The Santa Maria was probably a small carrack, about 70 feet long, used as the flagship for the expedition. The other ships of the Columbus expedition were the smaller caravel-type ships Santa Clara, remembered as the Niña ("The Girl") and Pinta ("The Painted" – this might be a reference to excessive makeup). All these ships were second-hand (if not third or more) and were never meant for exploration.
The Santa Maria was originally named La Gallega ("The Galician"), because she was built in Pontevedra, Galicia, in Spain's north-west. It seems the ship was known to her sailors as Marigalante, Spanish for "Gallant Maria". Bartolomé de Las Casas never used La Gallega, Marigalante or Santa Maria in his writings, preferring to use la Capitana or La Nao.

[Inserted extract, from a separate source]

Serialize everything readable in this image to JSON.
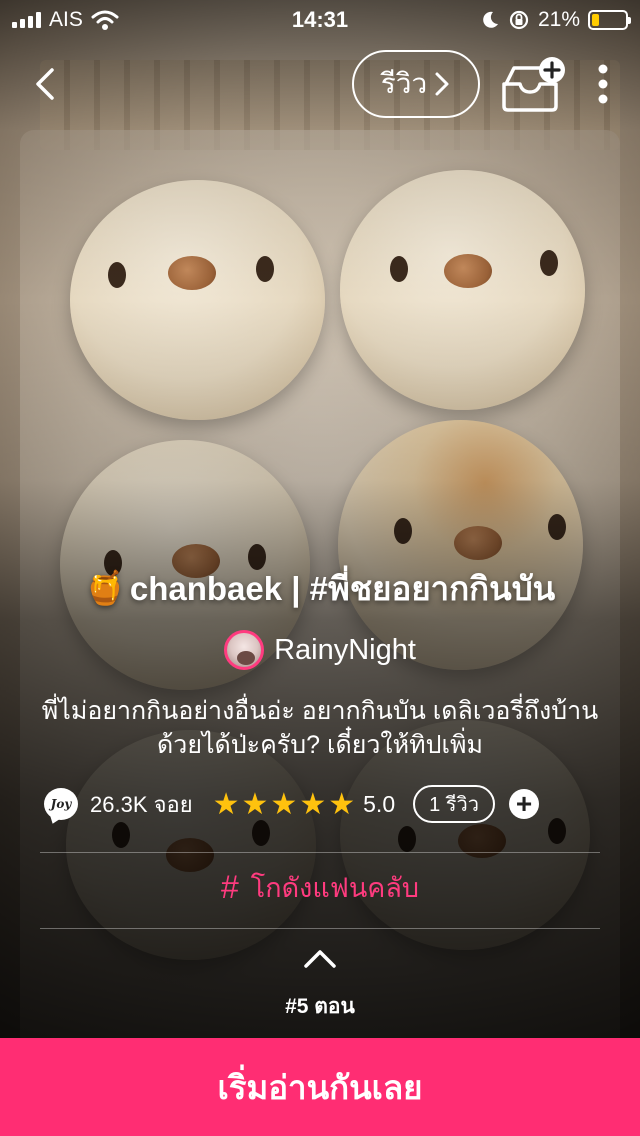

The Santa Maria had a single deck and three masts. She was the slowest of Columbus's vessels but performed well in the Atlantic crossing. She ran aground off the present-day site of Cap Haitien, Haiti on December 25, 1492, and was lost. Realizing that the ship was beyond repair, Columbus ordered his men to strip the timbers from the ship. The timbers from the ship were later used to build Môle Saint-Nicolas, which was originally called La Navidad (Christmas) because the wreck occurred on Christmas Day.